The co-op was key to bringing solar to our attention. We had only owned our home for a few months and solar power was not initially a priority.
Charlie, Donna, and Matthew Walker, Solar Homeowners- Winter Garden, FL
Went solar with the West Orange Solar Co-op in 2015
System size: 10 kW, 44 solar panels
Why did you decide to go solar?
We are very supportive of all environmental efforts and especially the promotion of sustainable energy, but solar power system had to be financially beneficial before we would proceed with that investment.
Why did you decide to go solar with the co-op?

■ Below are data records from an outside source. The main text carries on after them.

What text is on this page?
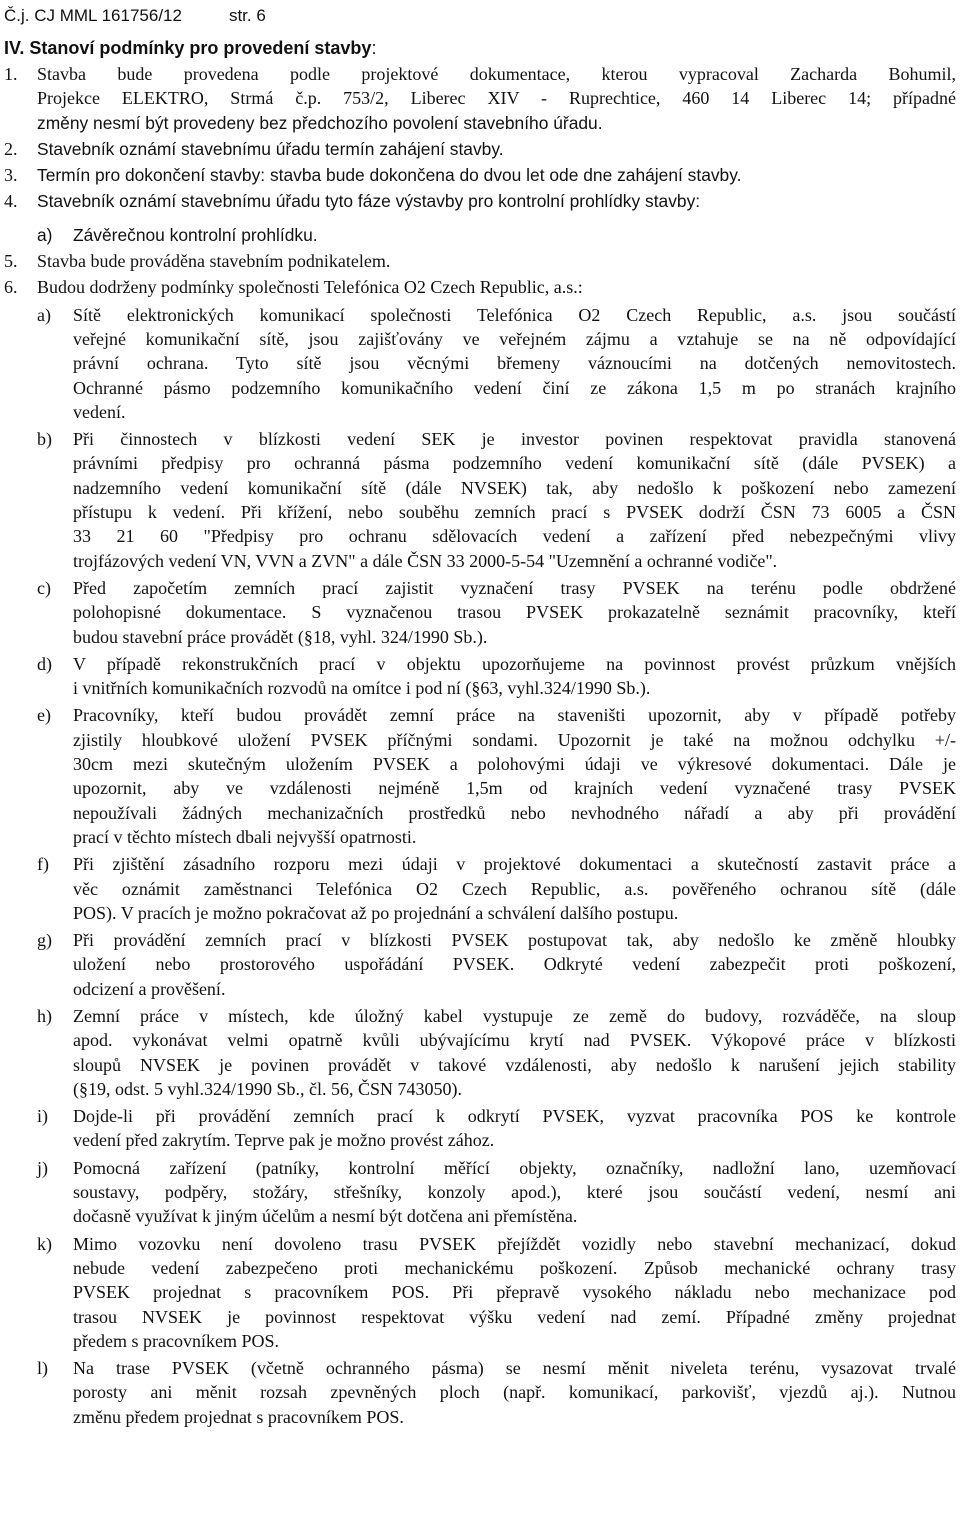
Č.j. CJ MML 161756/12	str. 6
IV. Stanoví podmínky pro provedení stavby:
1.	Stavba bude provedena podle projektové dokumentace, kterou vypracoval Zacharda Bohumil,
Projekce ELEKTRO, Strmá č.p. 753/2, Liberec XIV - Ruprechtice, 460 14 Liberec 14; případné
změny nesmí být provedeny bez předchozího povolení stavebního úřadu.
2.	Stavebník oznámí stavebnímu úřadu termín zahájení stavby.
3.	Termín pro dokončení stavby: stavba bude dokončena do dvou let ode dne zahájení stavby.
4.	Stavebník oznámí stavebnímu úřadu tyto fáze výstavby pro kontrolní prohlídky stavby:
a)	Závěrečnou kontrolní prohlídku.
5.	Stavba bude prováděna stavebním podnikatelem.
6.	Budou dodrženy podmínky společnosti Telefónica O2 Czech Republic, a.s.:
a)	Sítě elektronických komunikací společnosti Telefónica O2 Czech Republic, a.s. jsou součástí
veřejné komunikační sítě, jsou zajišťovány ve veřejném zájmu a vztahuje se na ně odpovídající
právní ochrana. Tyto sítě jsou věcnými břemeny váznoucími na dotčených nemovitostech.
Ochranné pásmo podzemního komunikačního vedení činí ze zákona 1,5 m po stranách krajního
vedení.
b)	Při činnostech v blízkosti vedení SEK je investor povinen respektovat pravidla stanovená
právními předpisy pro ochranná pásma podzemního vedení komunikační sítě (dále PVSEK) a
nadzemního vedení komunikační sítě (dále NVSEK) tak, aby nedošlo k poškození nebo zamezení
přístupu k vedení. Při křížení, nebo souběhu zemních prací s PVSEK dodrží ČSN 73 6005 a ČSN
33 21 60 "Předpisy pro ochranu sdělovacích vedení a zařízení před nebezpečnými vlivy
trojfázových vedení VN, VVN a ZVN" a dále ČSN 33 2000-5-54 "Uzemnění a ochranné vodiče".
c)	Před započetím zemních prací zajistit vyznačení trasy PVSEK na terénu podle obdržené
polohopisné dokumentace. S vyznačenou trasou PVSEK prokazatelně seznámit pracovníky, kteří
budou stavební práce provádět (§18, vyhl. 324/1990 Sb.).
d)	V případě rekonstrukčních prací v objektu upozorňujeme na povinnost provést průzkum vnějších
i vnitřních komunikačních rozvodů na omítce i pod ní (§63, vyhl.324/1990 Sb.).
e)	Pracovníky, kteří budou provádět zemní práce na staveništi upozornit, aby v případě potřeby
zjistily hloubkové uložení PVSEK příčnými sondami. Upozornit je také na možnou odchylku +/-
30cm mezi skutečným uložením PVSEK a polohovými údaji ve výkresové dokumentaci. Dále je
upozornit, aby ve vzdálenosti nejméně 1,5m od krajních vedení vyznačené trasy PVSEK
nepoužívali žádných mechanizačních prostředků nebo nevhodného nářadí a aby při provádění
prací v těchto místech dbali nejvyšší opatrnosti.
f)	Při zjištění zásadního rozporu mezi údaji v projektové dokumentaci a skutečností zastavit práce a
věc oznámit zaměstnanci Telefónica O2 Czech Republic, a.s. pověřeného ochranou sítě (dále
POS). V pracích je možno pokračovat až po projednání a schválení dalšího postupu.
g)	Při provádění zemních prací v blízkosti PVSEK postupovat tak, aby nedošlo ke změně hloubky
uložení nebo prostorového uspořádání PVSEK. Odkryté vedení zabezpečit proti poškození,
odcizení a prověšení.
h)	Zemní práce v místech, kde úložný kabel vystupuje ze země do budovy, rozváděče, na sloup
apod. vykonávat velmi opatrně kvůli ubývajícímu krytí nad PVSEK. Výkopové práce v blízkosti
sloupů NVSEK je povinen provádět v takové vzdálenosti, aby nedošlo k narušení jejich stability
(§19, odst. 5 vyhl.324/1990 Sb., čl. 56, ČSN 743050).
i)	Dojde-li při provádění zemních prací k odkrytí PVSEK, vyzvat pracovníka POS ke kontrole
vedení před zakrytím. Teprve pak je možno provést zához.
j)	Pomocná zařízení (patníky, kontrolní měřící objekty, označníky, nadložní lano, uzemňovací
soustavy, podpěry, stožáry, střešníky, konzoly apod.), které jsou součástí vedení, nesmí ani
dočasně využívat k jiným účelům a nesmí být dotčena ani přemístěna.
k)	Mimo vozovku není dovoleno trasu PVSEK přejíždět vozidly nebo stavební mechanizací, dokud
nebude vedení zabezpečeno proti mechanickému poškození. Způsob mechanické ochrany trasy
PVSEK projednat s pracovníkem POS. Při přepravě vysokého nákladu nebo mechanizace pod
trasou NVSEK je povinnost respektovat výšku vedení nad zemí. Případné změny projednat
předem s pracovníkem POS.
l)	Na trase PVSEK (včetně ochranného pásma) se nesmí měnit niveleta terénu, vysazovat trvalé
porosty ani měnit rozsah zpevněných ploch (např. komunikací, parkovišť, vjezdů aj.). Nutnou
změnu předem projednat s pracovníkem POS.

First, the co-op was key to bringing solar to our attention. We had only owned our home for a few months and solar power was not initially a priority. Next, the co-op was key in educating us on the benefits of solar which led us to investigate solar and decide to proceed. Finally, the co-op was key to conducting a competition that allowed its members to get an affordable price. Without this financial advantage, we would probably not have solar today.
What advice would you give to someone who wants to go solar?
Solar power can be a big investment, so homeowners considering solar should take advantage of the information provided by their co-op and other information available on the web. The next key for me was financing. We took out a home equity loan, and we made sure the savings from our system were roughly the same as my monthly payments so it wouldn’t be a financial burden.
Has anything surprised you about going solar?
Two things: I enjoy checking the performance of my system online and check it a lot more than I thought and I’m more proud to show it off to others than I thought! The second thing is that it was a lot harder to figure out how much money we were saving every month. I had to dig pretty hard to understand our Duke bill to figure it out.
Is there anything else you’d like to add?
Since getting solar, we are much more aware of the politics here in Florida regarding solar power. Florida is one of the best states in the country for solar power generation, but our state does very little to encourage homeowners to make this fairly big investment. Florida – especially West Orange County where we live – is growing rapidly and would really benefit from homeowners investing in solar power. Anything that can be done to encourage homeowners to invest in solar will benefit us all by slowing the pace of added demand on the grid and delaying the need for new power plants. Last year’s Amendment 1 fiasco is an unfortunate reminder that Florida’s Power Utilities will go to great lengths to further their own financial goals at the expense of what is best for the people of Florida.